For those patients that have recurrent symptoms after an initial operation, or those that have medical problems and would prefer to avoid an invasive surgery, a procedure called rhizotomy is an option. Using only sedation, Dr. Hatef placed a small needle into the trigeminal nerve. He then stimulates gently to ensure the needle is in the correct place. With the needle correctly positioned, Dr. Hatef applies enough heat to damage the pain fibers while preserving sensation fibers. This results in a rapid relief of pain for most patients. This is a same-day surgery that even very frail patients tolerate well, offering pain relief for some of the most difficult cases.

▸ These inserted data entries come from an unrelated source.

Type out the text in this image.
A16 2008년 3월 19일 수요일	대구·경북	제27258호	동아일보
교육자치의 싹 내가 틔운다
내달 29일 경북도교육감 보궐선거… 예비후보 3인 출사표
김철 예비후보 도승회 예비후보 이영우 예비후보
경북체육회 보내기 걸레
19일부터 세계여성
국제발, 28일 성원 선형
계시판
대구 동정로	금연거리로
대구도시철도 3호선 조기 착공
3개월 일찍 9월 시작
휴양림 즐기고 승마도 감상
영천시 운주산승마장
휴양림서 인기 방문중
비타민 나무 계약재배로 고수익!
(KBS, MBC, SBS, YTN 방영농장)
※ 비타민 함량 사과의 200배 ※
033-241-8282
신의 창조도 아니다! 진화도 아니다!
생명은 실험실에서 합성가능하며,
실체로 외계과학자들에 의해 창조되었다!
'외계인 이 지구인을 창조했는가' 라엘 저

Trigeminal neuralgia is a disabling disease with a multitude of treatment options. If you are suffering, Dr. Hatef promises to take the time needed to properly diagnose and counsel you regarding your symptoms.


Migraine

Migraine is a significant source of pain and disability in America. Migraines are often typified by throbbing, pulsating pain on one side of the head. Recently, more evidence has emerged that migraines are due to complex interactions between the nerves of the face and neck and the blood vessels surrounding them. Surgical decompression of these nerves can often alleviate pain.

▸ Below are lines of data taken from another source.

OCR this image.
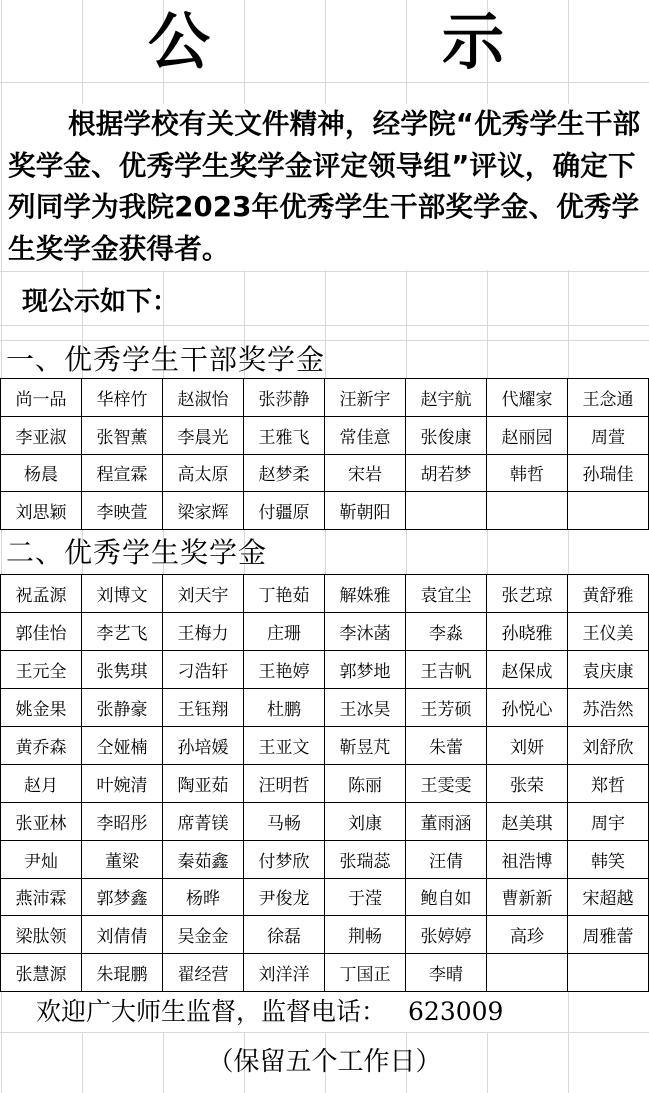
公	示
根据学校有关文件精神，经学院“优秀学生干部奖学金、优秀学生奖学金评定领导组”评议，确定下列同学为我院2023年优秀学生干部奖学金、优秀学生奖学金获得者。
现公示如下：
一、优秀学生干部奖学金
尚一品	华梓竹	赵淑怡	张莎静	汪新宇	赵宇航	代耀家	王念通
李亚淑	张智薰	李晨光	王雅飞	常佳意	张俊康	赵丽园	周萱
杨晨	程宣霖	高太原	赵梦柔	宋岩	胡若梦	韩哲	孙瑞佳
刘思颖	李映萱	梁家辉	付疆原	靳朝阳			
二、优秀学生奖学金
祝孟源	刘博文	刘天宇	丁艳茹	解姝雅	袁宜尘	张艺琼	黄舒雅
郭佳怡	李艺飞	王梅力	庄珊	李沐菡	李淼	孙晓雅	王仪美
王元全	张隽琪	刁浩轩	王艳婷	郭梦地	王吉帆	赵保成	袁庆康
姚金果	张静豪	王钰翔	杜鹏	王冰昊	王芳硕	孙悦心	苏浩然
黄乔森	仝娅楠	孙培媛	王亚文	靳昱芃	朱蕾	刘妍	刘舒欣
赵月	叶婉清	陶亚茹	汪明哲	陈丽	王雯雯	张荣	郑哲
张亚林	李昭彤	席菁镁	马畅	刘康	董雨涵	赵美琪	周宇
尹灿	董梁	秦茹鑫	付梦欣	张瑞蕊	汪倩	祖浩博	韩笑
燕沛霖	郭梦鑫	杨晔	尹俊龙	于滢	鲍自如	曹新新	宋超越
梁肽领	刘倩倩	吴金金	徐磊	荆畅	张婷婷	高珍	周雅蕾
张慧源	朱琨鹏	翟经营	刘洋洋	丁国正	李晴		
欢迎广大师生监督，监督电话： 623009
（保留五个工作日）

Migraines originating from different nerves can cause different headache patterns. Involvement of the greater occipital nerve or lesser occipital nerve cause migraines in the back of the head and base of the skull. These can often be mistaken as originating in the cervical spine and are sometimes caused occipital neuralgia. Migraines over the temporal region are caused by compression of the auriculotemporal nerves, while those over the eyes and forehead are caused by compression of the supraorabital nerve bundle directly under the eyebrow. The surgical approaches to each nerve differ, and making the correct diagnosis is critical. Dr. Hatef works closely with a team of neurologists to correctly diagnose chronic migraines and ensure the correct nerves are decompressed.

Nerves face causing headache

Migraines can be caused by compression of the scalp arteries of the temple or eyebrow region.

 
Nerves neck causing headache migraine

The occipital nerves can be compressed by muscles or arteries in the neck and base of skull.